We have our latest theme soft rejected and one of the mentioned points is this:
"Themes execute the presentation and styling of content while plugins handle content creation and functionality. Anything users will lose upon switching themes is classified as plugin territory. Here are some common examples:
- SEO options
- Non-design related meta boxes
- Resource caching
- Dashboard widgets
- Custom Post Types
- Custom Taxonomies
- Social media “like”, “follow” and “share” buttons
Anything that falls into plugin territory must be added via a custom plugin.
You may use TGM Plugin Activation or equivalent to prompt the user to install the plugin on theme activation, but it cannot be activated without user action.
Example(s): http://envato.d.pr/5hhO7f/25NwmCFn "
We think that this new rule is very bizarre as if we want to put all of those functionalities in a plugin, that will be 90% of the theme’s code. This will only make it harder for further development and updates of the theme. Now double work will be required as there will be two separate locations where things have to be adjusted - the theme directory and plugin directory. All of the files, like js and css files, get much more complex to change and load. Theme development now turns into plugin development as well - that means more file dependencies, more repositories, more code merging, which only leads to more bugs and errors.
This rule also means that if the theme relies on a Page Builder, all of the Shortcodes and additional functionalities for it have to be put in a plugin. So the “Theme” actually becomes a skeleton which doesn’t do anything. Nothing can be done with it, without installing multiple plugins. Same goes for the opposite - the plugins are useless without the Theme. There must be constant checks in the theme files for the plugins so that everything works and doesn’t break when a plugin is missing or a theme is changed.
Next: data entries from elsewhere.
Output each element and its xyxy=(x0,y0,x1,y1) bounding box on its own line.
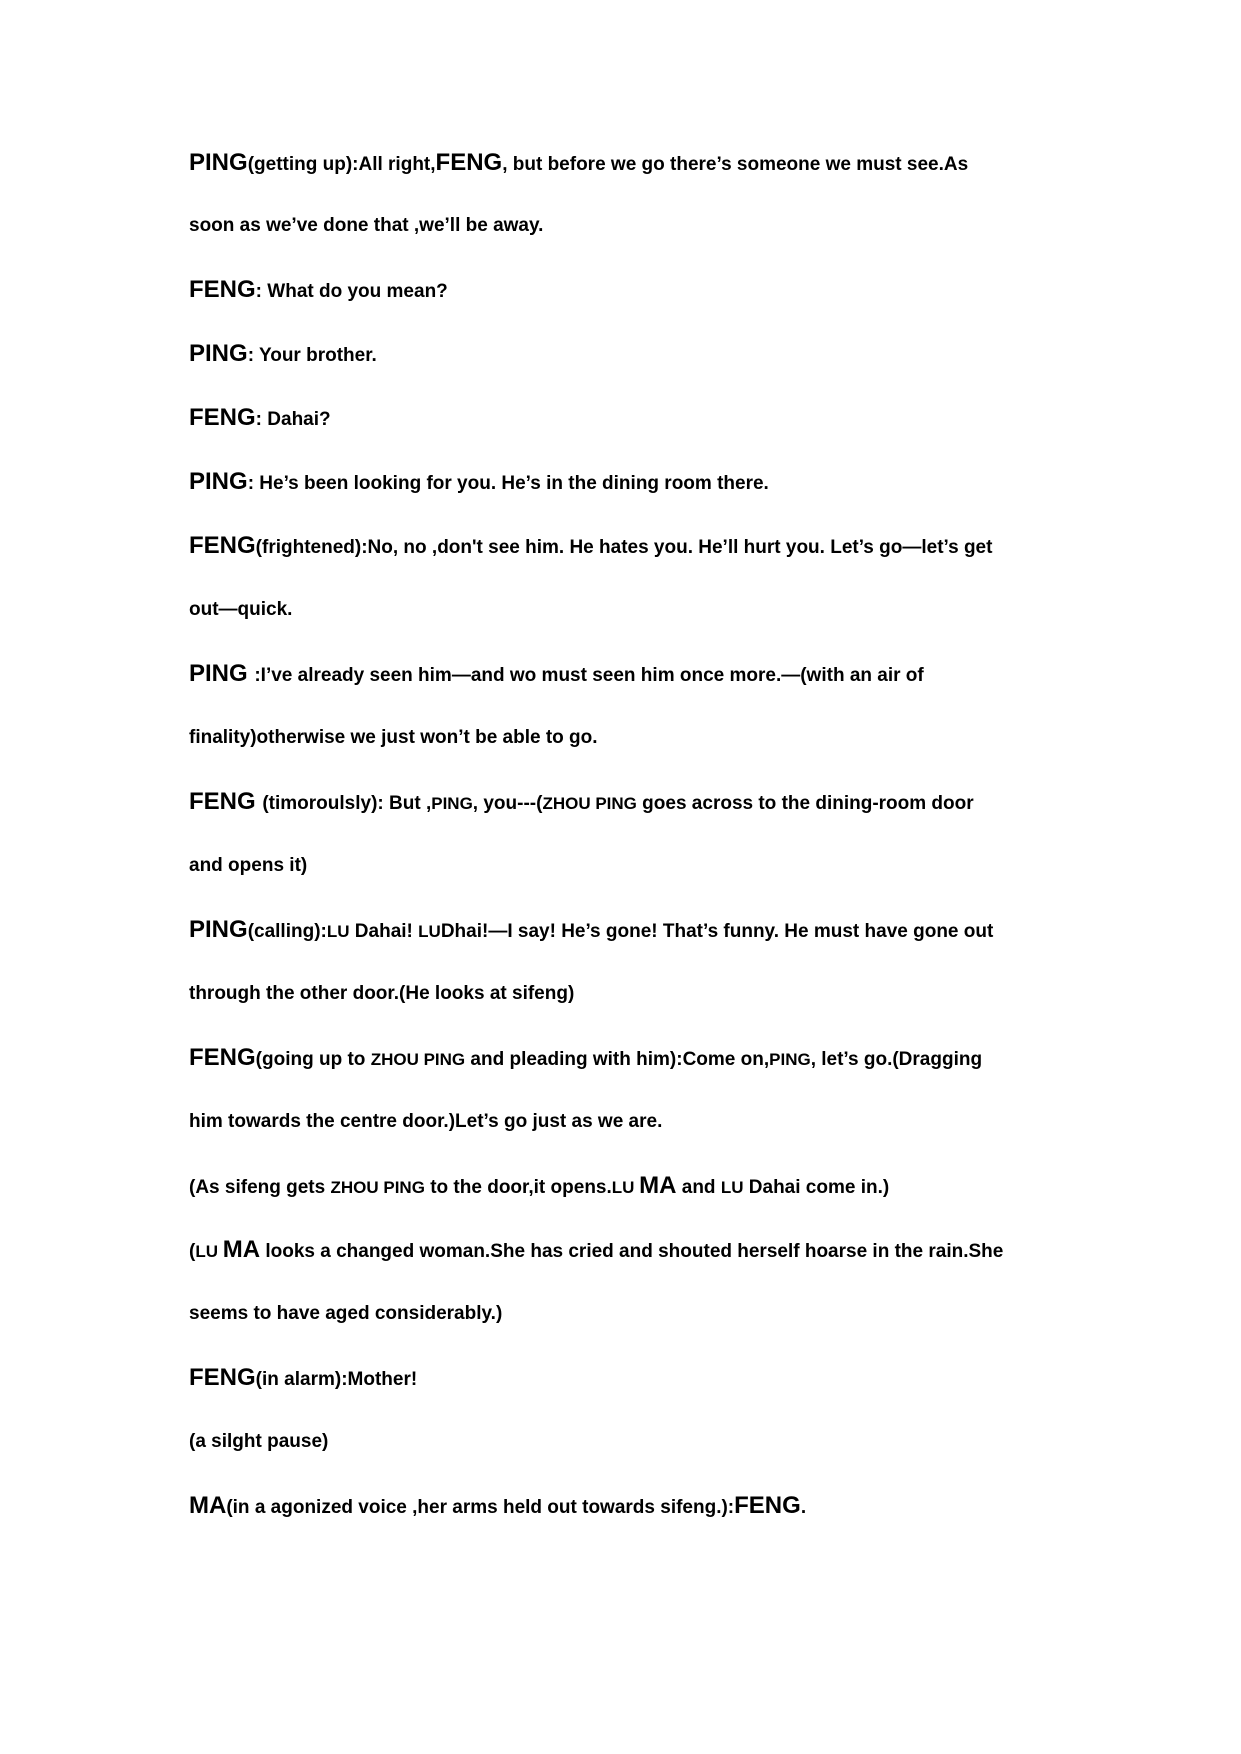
line-text: and opens it) xyxy=(189,855,308,876)
line-text: finality)otherwise we just won’t be able to go. xyxy=(189,727,598,748)
line-text: (calling): xyxy=(247,921,327,942)
line-text: (timoroulsly): But , xyxy=(262,793,432,814)
speaker-name: FENG xyxy=(189,276,256,303)
name-small-caps: LU xyxy=(720,1178,744,1197)
name-small-caps: LU xyxy=(611,1178,640,1197)
speaker-name: FENG xyxy=(189,532,256,559)
script-line xyxy=(189,1045,1069,1073)
line-text: : Your brother. xyxy=(247,345,377,366)
speaker-name: PING xyxy=(189,340,248,367)
name-large: MA xyxy=(222,1236,261,1263)
line-text: out—quick. xyxy=(189,599,293,620)
name-small-caps: LU xyxy=(418,922,441,941)
line-text: seems to have aged considerably.) xyxy=(189,1303,503,1324)
line-text: . xyxy=(800,1497,807,1518)
script-line xyxy=(189,789,1069,817)
script-line xyxy=(189,213,1069,239)
line-text: Dahai come in.) xyxy=(743,1177,890,1198)
line-text: :I’ve already seen him—and wo must seen him once more.—(with an air of xyxy=(254,665,924,686)
line-text: (going up to xyxy=(255,1049,371,1070)
name-small-caps: PING xyxy=(769,1050,811,1069)
script-line xyxy=(189,917,1069,945)
line-text: : What do you mean? xyxy=(255,281,448,302)
line-text: Dahai! xyxy=(349,921,419,942)
script-line xyxy=(189,533,1069,561)
speaker-name: FENG xyxy=(734,1492,801,1519)
script-line xyxy=(189,405,1069,433)
name-large: MA xyxy=(639,1172,677,1199)
speaker-name: FENG xyxy=(189,788,263,815)
line-text: Dhai!—I say! He’s gone! That’s funny. He must have gone out xyxy=(440,921,994,942)
name-small-caps: ZHOU PING xyxy=(542,794,637,813)
line-text: him towards the centre door.)Let’s go just as we are. xyxy=(189,1111,663,1132)
line-text: (in a agonized voice ,her arms held out towards sifeng.): xyxy=(226,1497,735,1518)
speaker-name: FENG xyxy=(189,1044,256,1071)
script-line xyxy=(189,1301,1069,1327)
speaker-name: PING xyxy=(189,916,248,943)
script-line xyxy=(189,981,1069,1007)
name-small-caps: ZHOU PING xyxy=(330,1178,425,1197)
speaker-name: PING xyxy=(189,149,248,176)
speaker-name: PING xyxy=(189,660,255,687)
line-text: (in alarm):Mother! xyxy=(255,1369,418,1390)
line-text: and pleading with him):Come on, xyxy=(465,1049,770,1070)
line-text: soon as we’ve done that ,we’ll be away. xyxy=(189,215,544,236)
speaker-name: FENG xyxy=(189,404,256,431)
script-line xyxy=(189,1109,1069,1135)
script-line xyxy=(189,725,1069,751)
line-text: and xyxy=(676,1177,721,1198)
script-line xyxy=(189,1365,1069,1393)
line-text: goes across to the dining-room door xyxy=(636,793,974,814)
script-line xyxy=(189,1429,1069,1455)
script-line xyxy=(189,853,1069,879)
script-line xyxy=(189,597,1069,623)
line-text: , let’s go.(Dragging xyxy=(810,1049,983,1070)
line-text: to the door,it opens. xyxy=(424,1177,612,1198)
line-text: : Dahai? xyxy=(255,409,331,430)
script-line xyxy=(189,150,1069,178)
name-small-caps: LU xyxy=(326,922,350,941)
line-text: (a silght pause) xyxy=(189,1431,329,1452)
script-line xyxy=(189,661,1069,689)
line-text: (getting up):All right, xyxy=(247,154,436,175)
name-small-caps: PING xyxy=(431,794,473,813)
script-line xyxy=(189,469,1069,497)
name-small-caps: LU xyxy=(195,1242,223,1261)
speaker-name: FENG xyxy=(435,149,503,176)
script-line xyxy=(189,341,1069,369)
script-line xyxy=(189,1173,1069,1201)
script-line xyxy=(189,1237,1069,1265)
line-text: through the other door.(He looks at sifeng) xyxy=(189,983,575,1004)
line-text: ( xyxy=(189,1241,196,1262)
line-text: (As sifeng gets xyxy=(189,1177,331,1198)
line-text: , you---( xyxy=(472,793,543,814)
speaker-name: FENG xyxy=(189,1364,256,1391)
speaker-name: MA xyxy=(189,1492,227,1519)
line-text: (frightened):No, no ,don't see him. He hates you. He’ll hurt you. Let’s go—let’s get xyxy=(255,537,993,558)
name-small-caps: ZHOU PING xyxy=(370,1050,466,1069)
line-text: , but before we go there’s someone we must see.As xyxy=(502,154,969,175)
line-text: : He’s been looking for you. He’s in the dining room there. xyxy=(247,473,769,494)
line-text: looks a changed woman.She has cried and shouted herself hoarse in the rain.She xyxy=(260,1241,1004,1262)
script-line xyxy=(189,1493,1069,1521)
speaker-name: PING xyxy=(189,468,248,495)
script-line xyxy=(189,277,1069,305)
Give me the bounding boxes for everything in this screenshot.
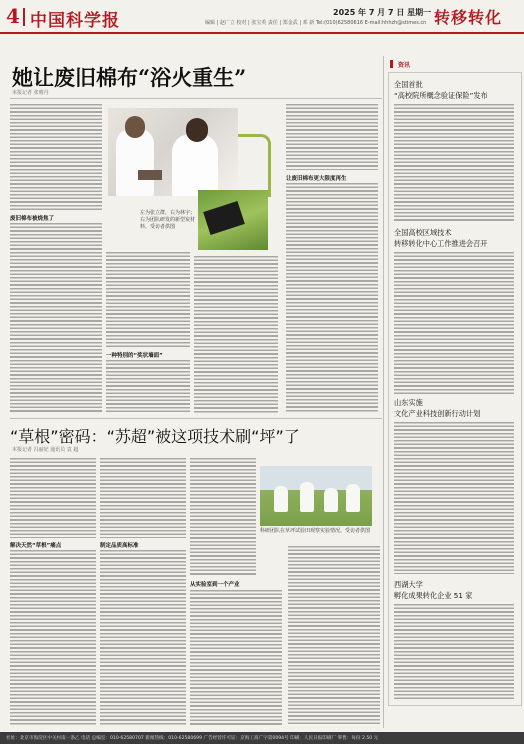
sidebar-item-4-kicker: 西湖大学 (394, 580, 423, 589)
page-header (0, 0, 524, 34)
article2-byline: 本报记者 冯丽妃 通讯员 袁 超 (12, 447, 79, 453)
footer-publisher-info: 社址：北京市海淀区中关村南一条乙 电话 总编室：010-62580707 新闻热线：010-62580699 广告经营许可证：京海工商广字第0094号 印刷：人民日报印刷厂 零售：每份 2.50 元 (6, 736, 379, 741)
article1-col2-text-b (106, 360, 190, 413)
article1-col2-text-a (106, 252, 190, 348)
sidebar-item-2-title: 转移转化中心工作推进会召开 (394, 239, 488, 248)
article2-col1-text-a (10, 458, 96, 538)
sidebar-item-1-kicker: 全国首批 (394, 80, 423, 89)
article1-byline: 本报记者 张晴丹 (12, 90, 49, 96)
page-number-divider (23, 8, 25, 26)
section-title: 转移转化 (434, 8, 503, 27)
article2-col2-text-a (100, 458, 186, 538)
sidebar-item-4-text (394, 604, 514, 700)
issue-date: 2025 年 7 月 7 日 星期一 (333, 8, 432, 17)
page-footer (0, 732, 524, 744)
article1-photo-caption: 左为张立群，右为林宇；右为团队研发的新型炭材料。受访者供图 (140, 210, 196, 230)
page-number: 4 (6, 4, 20, 28)
article2-col2-text-b (100, 550, 186, 726)
article2-col4-text (288, 546, 380, 726)
article1-col1-text-a (10, 104, 102, 212)
article1-col3-text (194, 256, 278, 413)
article-divider (10, 418, 382, 419)
sidebar-item-2-kicker: 全国高校区域技术 (394, 228, 452, 237)
article1-col1-text-b (10, 223, 102, 413)
article2-subhead-2: 制定品质高标准 (100, 543, 139, 549)
article2-col3-text-b (190, 590, 282, 726)
article2-photo-caption: 科研团队在草坪试验田观察实验情况。受访者供图 (260, 528, 371, 534)
article2-col1-text-b (10, 550, 96, 726)
newspaper-masthead: 中国科学报 (30, 11, 120, 31)
article2-subhead-1: 解决天然“草根”痛点 (10, 543, 62, 549)
article2-col3-text-a (190, 458, 256, 576)
article1-photo-researchers (108, 108, 238, 196)
article1-top-rule (10, 98, 382, 99)
sidebar-divider (383, 56, 384, 728)
article1-subhead-1: 废旧棉布被烧焦了 (10, 216, 55, 222)
article1-headline: 她让废旧棉布“浴火重生” (12, 65, 247, 90)
article2-headline: “草根”密码：“苏超”被这项技术刷“坪”了 (10, 427, 300, 446)
article1-col4-text-a (286, 104, 378, 170)
article2-photo-field-researchers (260, 466, 372, 526)
sidebar-item-2-text (394, 252, 514, 394)
article1-photo-material-on-grass (198, 190, 268, 250)
article1-col4-text-b (286, 183, 378, 413)
article1-subhead-2: 一种特别的“奖状墙面” (106, 353, 163, 359)
sidebar-item-4-title: 孵化成果转化企业 51 家 (394, 591, 473, 600)
sidebar-marker (390, 60, 393, 68)
sidebar-item-3-kicker: 山东实施 (394, 398, 423, 407)
sidebar-heading: 资讯 (398, 62, 411, 69)
sidebar-item-1-title: “高校院所概念验证保险”发布 (394, 91, 488, 100)
editor-credits: 编辑 | 赵广立 校对 | 张宝英 责任 | 郑金武 | 邓 新 Tel:(010)62580616 E-mail:hhhzh@stimes.cn (205, 20, 427, 26)
sidebar-item-3-title: 文化产业科技创新行动计划 (394, 409, 481, 418)
article1-subhead-3: 让废旧棉布更大限度再生 (286, 176, 347, 182)
sidebar-item-3-text (394, 422, 514, 574)
article2-subhead-3: 从实验室到一个产业 (190, 582, 240, 588)
sidebar-item-1-text (394, 104, 514, 222)
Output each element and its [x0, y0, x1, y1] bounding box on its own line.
From the concept of “Plugin Territory” (https://code.tutsplus.com/tutorials/the-concept-of-plugin-territory-in-wordpress--cms-25083) we also read:
“Here’s how: If a user gives up your theme, they will have to give up the slider(s) as well. As in the example I mentioned at the very beginning of this article, it will create frustration. And the same goes for shortcodes and widgets: Nobody should have to give up drop caps, social media share widgets or Twitter feeds when they stop using your theme. They all have to be served in the form of plugins so your users won’t have to create new slides from scratch or clean old, non-functional shortcode bits from their content.”
In the same article there is a section about Specialty Themes, where invading plugin territory should be allowed. But ThemeForest doesn’t apply different rules for such themes. Well, our latest theme is a Book Selling/Reading Theme, which in our understanding can fall in such a category. I don’t see how the plugin which will add Shortcodes like “Upcoming Book” or “Books Panel”, will be used outside of the Theme. This doesn’t make the life easier of the client nor for the developer.
TL;DR: This is a ridiculous rule, which will increase the development time and difficulty. It will also make Themes more susceptible to bugs and errors.